Online Investing For Beginners Guide: How To Do Stock Research
So by now you read our first guide about how to open an investment account and you are ready to put some real money in to the market. Congratulations on making it this far, some of your less tech savvy counterparts may have given up on investing online at this point and have already called a broker for help. So now that you’re ready to actually plunk down some dollars on a stock, you might be wondering how to choose a stock to buy. Good news, part two in our online investing for beginners guide is how to do stock research.
To be honest (and a bit wishy washy) stock research can be as complex or as simple as you want it to be, but the more research you do on a company and its stock, or on a mutual fund, the more you can be sure that you found the right investment for you, and that it will provide the return you were looking for at an acceptable risk level for your portfolio.
One of the simplest steps you can take to choose a stock is to pay attention to everything around you. Being more specific, let’s say you notice at the gym that nearly everyone is wearing a hot new brand of shoe that came out just a few weeks before. Later in that day you go to the mall and notice that the shoe store is sold out of that brand… that should be a key to you that this company is a stock to research.
Now to be fair just because a company’s product is selling like hotcakes doesn’t mean its stock is doing well, after all they could be losing money on the deal, but as a general rule popular products usually lead to successful companies and an increase in stock price. As soon as the IPod took off so did Apple’s stock. If you got in on that train you would be enjoying your money rather than reading this article.
Now looking around you and finding popular products is a good start, but once you find the company what should you do next? Well first start with a popular free investment research site and do some digging. Sites like Yahoo Finance and Marketwatch do a great job of providing every information that you need to figure out if your stock is worth buying or not.
The first thing I usually do when I am researching a stock is look at the most recent news about the company. If any major changes like the resignation of the CEO or a product recall appears I immediately stop looking. A dramatic news headline is great for the local news broadcast but it isn’t great for your investment, even if it is good news. But wait, why would a good news story be a bad thing? I’m glad you asked.

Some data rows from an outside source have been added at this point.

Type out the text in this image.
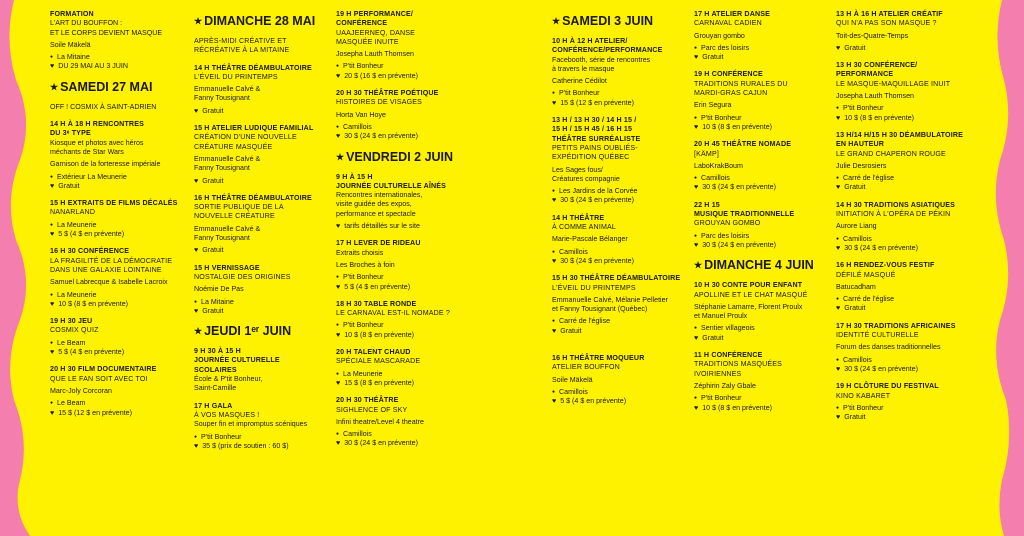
FORMATION
L'ART DU BOUFFON :
ET LE CORPS DEVIENT MASQUE
Soile Mäkelä
● La Mitaine
♥ DU 29 MAI AU 3 JUIN
★ SAMEDI 27 MAI
OFF ! COSMIX À SAINT-ADRIEN
14 H À 18 H RENCONTRES
DU 3ᵉ TYPE
Kiosque et photos avec héros
méchants de Star Wars
Garnison de la forteresse impériale
● Extérieur La Meunerie
♥ Gratuit
15 H EXTRAITS DE FILMS DÉCALÉS
NANARLAND
● La Meunerie
♥ 5 $ (4 $ en prévente)
16 H 30 CONFÉRENCE
LA FRAGILITÉ DE LA DÉMOCRATIE
DANS UNE GALAXIE LOINTAINE
Samuel Labrecque & Isabelle Lacroix
● La Meunerie
♥ 10 $ (8 $ en prévente)
19 H 30 JEU
COSMIX QUIZ
● Le Beam
♥ 5 $ (4 $ en prévente)
20 H 30 FILM DOCUMENTAIRE
QUE LE FAN SOIT AVEC TOI
Marc-Joly Corcoran
● Le Beam
♥ 15 $ (12 $ en prévente)
★ DIMANCHE 28 MAI
APRÈS-MIDI CRÉATIVE ET
RÉCRÉATIVE À LA MITAINE
14 H THÉÂTRE DÉAMBULATOIRE
L'ÉVEIL DU PRINTEMPS
Emmanuelle Calvé &
Fanny Tousignant
♥ Gratuit
15 H ATELIER LUDIQUE FAMILIAL
CRÉATION D'UNE NOUVELLE
CRÉATURE MASQUÉE
Emmanuelle Calvé &
Fanny Tousignant
♥ Gratuit
16 H THÉÂTRE DÉAMBULATOIRE
SORTIE PUBLIQUE DE LA
NOUVELLE CRÉATURE
Emmanuelle Calvé &
Fanny Tousignant
♥ Gratuit
15 H VERNISSAGE
NOSTALGIE DES ORIGINES
Noémie De Pas
● La Mitaine
♥ Gratuit
★ JEUDI 1ᵉʳ JUIN
9 H 30 À 15 H
JOURNÉE CULTURELLE
SCOLAIRES
École & P'tit Bonheur,
Saint-Camille
17 H GALA
À VOS MASQUES !
Souper fin et impromptus scéniques
● P'tit Bonheur
♥ 35 $ (prix de soutien : 60 $)
19 H PERFORMANCE/
CONFÉRENCE
UAAJEERNEQ, DANSE
MASQUÉE INUITE
Josepha Lauth Thomsen
● P'tit Bonheur
♥ 20 $ (16 $ en prévente)
20 H 30 THÉÂTRE POÉTIQUE
HISTOIRES DE VISAGES
Horta Van Hoye
● Camillois
♥ 30 $ (24 $ en prévente)
★ VENDREDI 2 JUIN
9 H À 15 H
JOURNÉE CULTURELLE AÎNÉS
Rencontres internationales,
visite guidée des expos,
performance et spectacle
♥ tarifs détaillés sur le site
17 H LEVER DE RIDEAU
Extraits choisis
Les Broches à foin
● P'tit Bonheur
♥ 5 $ (4 $ en prévente)
18 H 30 TABLE RONDE
LE CARNAVAL EST-IL NOMADE ?
● P'tit Bonheur
♥ 10 $ (8 $ en prévente)
20 H TALENT CHAUD
SPÉCIALE MASCARADE
● La Meunerie
♥ 15 $ (8 $ en prévente)
20 H 30 THÉÂTRE
SIGHLENCE OF SKY
Infini theatre/Level 4 theatre
● Camillois
♥ 30 $ (24 $ en prévente)
★ SAMEDI 3 JUIN
10 H À 12 H ATELIER/
CONFÉRENCE/PERFORMANCE
Facebooth, série de rencontres
à travers le masque
Catherine Cédilot
● P'tit Bonheur
♥ 15 $ (12 $ en prévente)
13 H / 13 H 30 / 14 H 15 /
15 H / 15 H 45 / 16 H 15
THÉÂTRE SURRÉALISTE
PETITS PAINS OUBLIÉS-
EXPÉDITION QUÉBEC
Les Sages fous/
Créatures compagnie
● Les Jardins de la Corvée
♥ 30 $ (24 $ en prévente)
14 H THÉÂTRE
À COMME ANIMAL
Marie-Pascale Bélanger
● Camillois
♥ 30 $ (24 $ en prévente)
15 H 30 THÉÂTRE DÉAMBULATOIRE
L'ÉVEIL DU PRINTEMPS
Emmanuelle Calvé, Mélanie Pelletier
et Fanny Tousignant (Québec)
● Carré de l'église
♥ Gratuit
16 H THÉÂTRE MOQUEUR
ATELIER BOUFFON
Soile Mäkelä
● Camillois
♥ 5 $ (4 $ en prévente)
17 H ATELIER DANSE
CARNAVAL CADIEN
Grouyan gombo
● Parc des loisirs
♥ Gratuit
19 H CONFÉRENCE
TRADITIONS RURALES DU
MARDI-GRAS CAJUN
Erin Segura
● P'tit Bonheur
♥ 10 $ (8 $ en prévente)
20 H 45 THÉÂTRE NOMADE
[KÄMP]
LaboKrakBoum
● Camillois
♥ 30 $ (24 $ en prévente)
22 H 15
MUSIQUE TRADITIONNELLE
GROUYAN GOMBO
● Parc des loisirs
♥ 30 $ (24 $ en prévente)
★ DIMANCHE 4 JUIN
10 H 30 CONTE POUR ENFANT
APOLLINE ET LE CHAT MASQUÉ
Stéphanie Lamarre, Florent Proulx
et Manuel Proulx
● Sentier villageois
♥ Gratuit
11 H CONFÉRENCE
TRADITIONS MASQUÉES
IVOIRIENNES
Zéphirin Zaly Gbale
● P'tit Bonheur
♥ 10 $ (8 $ en prévente)
13 H À 16 H ATELIER CRÉATIF
QUI N'A PAS SON MASQUE ?
Toit-des-Quatre-Temps
♥ Gratuit
13 H 30 CONFÉRENCE/
PERFORMANCE
LE MASQUE-MAQUILLAGE INUIT
Josepha Lauth Thomsen
● P'tit Bonheur
♥ 10 $ (8 $ en prévente)
13 H/14 H/15 H 30 DÉAMBULATOIRE
EN HAUTEUR
LE GRAND CHAPERON ROUGE
Julie Desrosiers
● Carré de l'église
♥ Gratuit
14 H 30 TRADITIONS ASIATIQUES
INITIATION À L'OPÉRA DE PÉKIN
Aurore Liang
● Camillois
♥ 30 $ (24 $ en prévente)
16 H RENDEZ-VOUS FESTIF
DÉFILÉ MASQUÉ
Batucadham
● Carré de l'église
♥ Gratuit
17 H 30 TRADITIONS AFRICAINES
IDENTITÉ CULTURELLE
Forum des danses traditionnelles
● Camillois
♥ 30 $ (24 $ en prévente)
19 H CLÔTURE DU FESTIVAL
KINO KABARET
● P'tit Bonheur
♥ Gratuit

There is an old saying in stock market investing that you should buy low and sell high, and I don’t think anyone would disagree (well, except maybe short sellers but that’s another topic for another day). By the time you are reading that good news headline 90% of the investment community is already all over that stock. When CNBC or another financial news network talks about the stock going through the roof that is probably the stock’s highest point, or at least close to it. If you were to jump in and buy the stock now you probably would be buying high, and when the stock cools down and investors take gains (sell stocks at its high point) then you’ll have lost money on the stock. Hopefully that makes sense. The real trick is to buy the stock BEFORE the news hits, which can be tricky to do.
Once you have browsed the news on your company, you want to take a look at the company’s financial history. Now I don’t expect most of you to be breaking down income statements and balance sheets, but you should look to see whether the company has actually made money in the past and see what kind of track record their managers have. It’s entirely possible that a company with a poor history is about to break through, but as a beginner online investor you should play it safe with your money and go with an established stock or mutual fund. I typically look for at least a couple years of positive income.

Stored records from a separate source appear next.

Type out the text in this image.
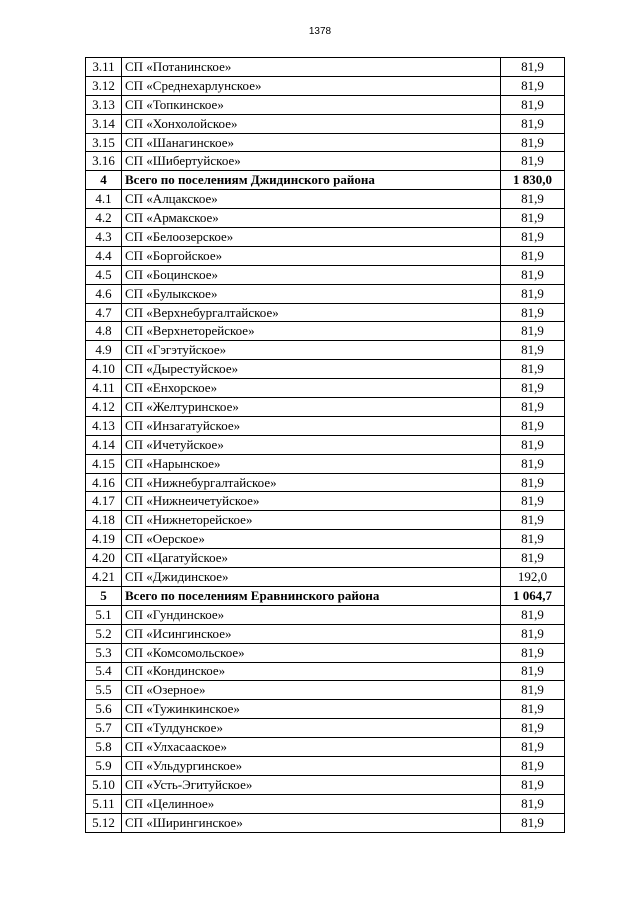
1378
3.11	СП «Потанинское»	81,9
3.12	СП «Среднехарлунское»	81,9
3.13	СП «Топкинское»	81,9
3.14	СП «Хонхолойское»	81,9
3.15	СП «Шанагинское»	81,9
3.16	СП «Шибертуйское»	81,9
4	Всего по поселениям Джидинского района	1 830,0
4.1	СП «Алцакское»	81,9
4.2	СП «Армакское»	81,9
4.3	СП «Белоозерское»	81,9
4.4	СП «Боргойское»	81,9
4.5	СП «Боцинское»	81,9
4.6	СП «Булыкское»	81,9
4.7	СП «Верхнебургалтайское»	81,9
4.8	СП «Верхнеторейское»	81,9
4.9	СП «Гэгэтуйское»	81,9
4.10	СП «Дырестуйское»	81,9
4.11	СП «Енхорское»	81,9
4.12	СП «Желтуринское»	81,9
4.13	СП «Инзагатуйское»	81,9
4.14	СП «Ичетуйское»	81,9
4.15	СП «Нарынское»	81,9
4.16	СП «Нижнебургалтайское»	81,9
4.17	СП «Нижнеичетуйское»	81,9
4.18	СП «Нижнеторейское»	81,9
4.19	СП «Оерское»	81,9
4.20	СП «Цагатуйское»	81,9
4.21	СП «Джидинское»	192,0
5	Всего по поселениям Еравнинского района	1 064,7
5.1	СП «Гундинское»	81,9
5.2	СП «Исингинское»	81,9
5.3	СП «Комсомольское»	81,9
5.4	СП «Кондинское»	81,9
5.5	СП «Озерное»	81,9
5.6	СП «Тужинкинское»	81,9
5.7	СП «Тулдунское»	81,9
5.8	СП «Улхасааское»	81,9
5.9	СП «Ульдургинское»	81,9
5.10	СП «Усть-Эгитуйское»	81,9
5.11	СП «Целинное»	81,9
5.12	СП «Ширингинское»	81,9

The last thing you should do for basic stock market research is to look at the financial outlook of the company. Since you’re not Warren Buffett you probably won’t get a personal tour of the company and a presentation of how they are doing but you can find this information in other ways. If you look you can find a combination of press releases by the company itself, as well as opinions of various financial market analysts. Take the time to read and understand these statements and judge for yourself whether you agree with them or not. You want to make sure that you are investing in companies that at least have a semi-positive outlook for their future.
Typically companies will have a rosy outlook on their company, with a positive spin on a bad outlook sometimes, but by law they cant lie to investors so there is some truth in their press releases. Personally I put more stock in what the investors have to say, since they are usually unbiased. Whenever possible I try to get the opinions of more than one investment analyst who is following the company (and if you are investing in blue chip stocks then you should be able to find many analysts) and get a general consensus on the company’s outlook. When I find one that looks generally positive across the board it might be time to buy.
So there you have it, a beginners roadmap to investing. Now this advice is very general, and there is a lot more research you can do if you’re so inclined but generally speaking these three steps will give you a good foundation on which stocks to buy.